Economic analysts further state that “it is the high cost of energy that presently paints the un-competitive business portrait for the Caribbean on the international market. Dependency on imports of foreign fossil fuel affect the balance of payment and contribute toward micro and macroeconomic challenges, such as inflation, increased cost (and loss of competitiveness) of local industry, depreciation pressures, and further external indebtedness.”
In essence, “the future of geothermal energy in the Caribbean “is very bright,” but Caribbean governments cannot undertake the project solely admits Sturla Birkisson, senior vice president at Iceland Drilling Company. “In this light, government money and international funds are needed to mitigate the financial risk and cover the initial costs in the form of soft loans in case exploratory projects prove unsuccessful.”
Energy Sector Management Assistance Program (ESMAP) of the World Bank published report further states that “the main challenges associated with the development of geothermal energy generation in the Caribbean includes the financial resources needed to confirm the resource potential of specific sites, financing of exploration, production and injection wells, and power plant development. The legal and regulatory framework, the lack of a comprehensive inventory of geothermal resources with high quality data, environmental and social impacts, and power sector planning are also other adversary factors.”

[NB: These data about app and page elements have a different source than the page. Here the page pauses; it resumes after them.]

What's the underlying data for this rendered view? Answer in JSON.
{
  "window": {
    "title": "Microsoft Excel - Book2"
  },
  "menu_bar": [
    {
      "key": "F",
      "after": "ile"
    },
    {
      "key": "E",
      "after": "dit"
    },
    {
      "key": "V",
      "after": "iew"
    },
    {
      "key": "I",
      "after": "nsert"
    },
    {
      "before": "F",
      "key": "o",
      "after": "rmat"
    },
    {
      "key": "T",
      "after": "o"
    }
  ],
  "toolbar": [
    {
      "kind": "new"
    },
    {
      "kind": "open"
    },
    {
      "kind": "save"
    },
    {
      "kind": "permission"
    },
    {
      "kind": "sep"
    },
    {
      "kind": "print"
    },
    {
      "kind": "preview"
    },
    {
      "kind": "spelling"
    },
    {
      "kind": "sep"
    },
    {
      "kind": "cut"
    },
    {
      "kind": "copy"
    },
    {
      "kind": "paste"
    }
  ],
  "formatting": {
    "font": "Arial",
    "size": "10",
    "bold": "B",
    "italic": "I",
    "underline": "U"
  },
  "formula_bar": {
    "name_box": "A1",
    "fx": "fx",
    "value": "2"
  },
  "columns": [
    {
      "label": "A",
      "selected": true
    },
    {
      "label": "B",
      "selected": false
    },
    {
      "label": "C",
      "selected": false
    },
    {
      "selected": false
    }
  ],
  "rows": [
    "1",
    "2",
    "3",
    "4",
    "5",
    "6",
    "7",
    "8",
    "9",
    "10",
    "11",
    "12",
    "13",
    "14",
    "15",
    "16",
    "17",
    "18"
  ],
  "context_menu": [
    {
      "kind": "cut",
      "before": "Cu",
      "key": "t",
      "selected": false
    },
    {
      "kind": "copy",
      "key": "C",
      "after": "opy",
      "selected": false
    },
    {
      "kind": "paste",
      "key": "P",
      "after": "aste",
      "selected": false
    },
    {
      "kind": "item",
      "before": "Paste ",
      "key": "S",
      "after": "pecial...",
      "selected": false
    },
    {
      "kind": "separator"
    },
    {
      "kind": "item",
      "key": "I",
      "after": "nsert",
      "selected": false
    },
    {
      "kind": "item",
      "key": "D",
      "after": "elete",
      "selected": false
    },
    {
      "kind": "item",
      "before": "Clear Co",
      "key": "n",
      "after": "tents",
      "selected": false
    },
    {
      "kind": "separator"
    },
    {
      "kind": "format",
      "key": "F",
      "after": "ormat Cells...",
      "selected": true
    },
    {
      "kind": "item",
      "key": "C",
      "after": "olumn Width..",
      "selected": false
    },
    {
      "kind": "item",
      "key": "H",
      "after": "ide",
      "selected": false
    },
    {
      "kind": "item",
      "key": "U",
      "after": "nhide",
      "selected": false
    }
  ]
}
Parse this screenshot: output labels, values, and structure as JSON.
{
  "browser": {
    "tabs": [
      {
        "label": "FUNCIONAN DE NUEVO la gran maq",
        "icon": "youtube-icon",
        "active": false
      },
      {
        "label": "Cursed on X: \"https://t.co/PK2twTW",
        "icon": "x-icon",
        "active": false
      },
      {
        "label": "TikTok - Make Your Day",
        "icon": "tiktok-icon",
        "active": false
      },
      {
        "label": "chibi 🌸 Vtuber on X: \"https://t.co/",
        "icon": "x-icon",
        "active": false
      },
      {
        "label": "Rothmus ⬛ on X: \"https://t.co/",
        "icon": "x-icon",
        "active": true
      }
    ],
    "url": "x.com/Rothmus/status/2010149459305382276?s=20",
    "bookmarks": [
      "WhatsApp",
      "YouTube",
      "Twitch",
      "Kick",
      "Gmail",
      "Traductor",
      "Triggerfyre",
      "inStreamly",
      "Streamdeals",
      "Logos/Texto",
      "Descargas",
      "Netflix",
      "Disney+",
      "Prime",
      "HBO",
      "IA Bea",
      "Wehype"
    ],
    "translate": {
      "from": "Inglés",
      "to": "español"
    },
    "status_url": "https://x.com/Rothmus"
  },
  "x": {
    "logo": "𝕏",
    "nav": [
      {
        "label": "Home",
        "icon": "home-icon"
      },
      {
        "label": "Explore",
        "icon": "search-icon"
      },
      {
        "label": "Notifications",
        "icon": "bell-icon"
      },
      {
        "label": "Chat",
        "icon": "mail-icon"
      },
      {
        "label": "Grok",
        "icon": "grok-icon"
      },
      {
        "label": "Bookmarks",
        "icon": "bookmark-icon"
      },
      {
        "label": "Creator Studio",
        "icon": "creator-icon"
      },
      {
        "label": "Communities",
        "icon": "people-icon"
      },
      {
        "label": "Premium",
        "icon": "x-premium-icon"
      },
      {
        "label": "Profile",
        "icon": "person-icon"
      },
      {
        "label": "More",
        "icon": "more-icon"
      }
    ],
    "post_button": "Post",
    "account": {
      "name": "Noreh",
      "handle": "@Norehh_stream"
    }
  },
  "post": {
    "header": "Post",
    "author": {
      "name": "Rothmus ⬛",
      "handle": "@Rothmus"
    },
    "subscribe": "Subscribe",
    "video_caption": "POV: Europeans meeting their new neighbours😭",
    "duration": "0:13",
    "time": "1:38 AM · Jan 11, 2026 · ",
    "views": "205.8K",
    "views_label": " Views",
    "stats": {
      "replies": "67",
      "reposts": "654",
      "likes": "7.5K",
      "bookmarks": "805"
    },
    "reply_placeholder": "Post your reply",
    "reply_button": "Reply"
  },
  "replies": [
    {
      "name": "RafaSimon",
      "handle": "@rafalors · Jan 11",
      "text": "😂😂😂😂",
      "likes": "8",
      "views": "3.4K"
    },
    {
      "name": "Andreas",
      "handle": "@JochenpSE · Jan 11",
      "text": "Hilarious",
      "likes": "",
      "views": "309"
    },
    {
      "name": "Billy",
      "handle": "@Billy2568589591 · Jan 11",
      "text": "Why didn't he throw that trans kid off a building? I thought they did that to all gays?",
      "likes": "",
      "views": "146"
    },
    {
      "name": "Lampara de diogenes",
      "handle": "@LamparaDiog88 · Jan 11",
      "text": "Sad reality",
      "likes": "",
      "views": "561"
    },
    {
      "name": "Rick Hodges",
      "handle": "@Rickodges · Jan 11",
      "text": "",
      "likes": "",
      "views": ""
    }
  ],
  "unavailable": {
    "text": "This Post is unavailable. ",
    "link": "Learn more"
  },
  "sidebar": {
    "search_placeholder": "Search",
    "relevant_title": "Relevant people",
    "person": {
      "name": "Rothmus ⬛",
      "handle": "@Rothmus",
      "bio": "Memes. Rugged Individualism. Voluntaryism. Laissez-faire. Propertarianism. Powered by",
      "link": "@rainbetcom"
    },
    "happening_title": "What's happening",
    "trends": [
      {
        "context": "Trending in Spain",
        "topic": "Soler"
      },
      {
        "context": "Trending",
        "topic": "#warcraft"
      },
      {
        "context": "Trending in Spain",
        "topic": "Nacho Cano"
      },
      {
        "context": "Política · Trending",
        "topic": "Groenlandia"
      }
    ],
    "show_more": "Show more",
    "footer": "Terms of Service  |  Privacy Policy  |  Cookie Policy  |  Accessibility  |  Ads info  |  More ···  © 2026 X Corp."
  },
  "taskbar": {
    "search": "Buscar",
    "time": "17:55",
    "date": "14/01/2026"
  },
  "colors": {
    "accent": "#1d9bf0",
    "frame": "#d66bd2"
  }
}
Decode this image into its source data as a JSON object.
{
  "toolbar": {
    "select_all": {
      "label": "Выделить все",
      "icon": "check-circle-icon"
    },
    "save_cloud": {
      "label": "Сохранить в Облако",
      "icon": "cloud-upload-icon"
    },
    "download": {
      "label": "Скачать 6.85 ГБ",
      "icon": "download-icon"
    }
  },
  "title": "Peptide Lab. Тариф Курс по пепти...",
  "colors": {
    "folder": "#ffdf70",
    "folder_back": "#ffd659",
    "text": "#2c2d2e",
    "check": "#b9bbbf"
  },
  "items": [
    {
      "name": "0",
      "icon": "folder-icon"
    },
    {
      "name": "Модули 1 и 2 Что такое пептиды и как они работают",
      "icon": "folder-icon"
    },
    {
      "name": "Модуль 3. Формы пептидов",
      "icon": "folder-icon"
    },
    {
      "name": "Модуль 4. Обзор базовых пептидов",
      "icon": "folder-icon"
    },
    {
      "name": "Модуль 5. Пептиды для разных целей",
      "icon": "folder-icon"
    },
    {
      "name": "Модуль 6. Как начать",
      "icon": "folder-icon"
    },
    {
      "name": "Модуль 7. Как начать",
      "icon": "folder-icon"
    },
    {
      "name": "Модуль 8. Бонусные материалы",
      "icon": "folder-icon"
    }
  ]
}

As a result, if financial measures are to be met in the cultivation of geothermal energy, then Caribbean governments will “need to develop resources themselves, or negotiate a fair price with a responsible developer that puts some value to the community and supports the growth of it and stimulates its development.”
Given these circumstances, the most dramatic illustration of the financial challenges of geothermal energy now shines light on the Caribbean island of Dominica. With the highest percentage of renewable energy in its energy mix among Caribbean nations, it would take an exceptional scale of energy tone deafness not to mention the Skerrit administration energy policies.
Even for a government that now boast that it has spent more than $US 12 million in developing the geothermal industry on the island, and has sought the advice of the Clinton Climate Initiative, and presented the project as one of its theme at the sixty-seventh session of the United Nations General Assembly; it still fails to show the political will and leadership to enlarge and diversify the ‘portfolio of options’ that geothermal energy entails.
Subsequently, the project lies crippled in cronyism and unprofessional conduct.
In order to maximize the benefits of geothermal energy in the Caribbean, it is clear, that bi-partisan efforts and inputs from environmentalists and consultants are needed to help government negotiate a fair price with international developers.
Progressively, the long-term needs of energy security in the region is now of high importance and at this point, Caribbean governments should seek to develop an “integrated project management solution” and a systematic review and re-examination of geothermal resources for energy production. It would not only help in meeting the ongoing energy crisis in the world at large and boost the national security of many Caribbean nations, but it will also become a valuable alternative energy source for future generations.
Thus, it is now evident that the answer to wealth and recognition for many Caribbean nations lie beneath.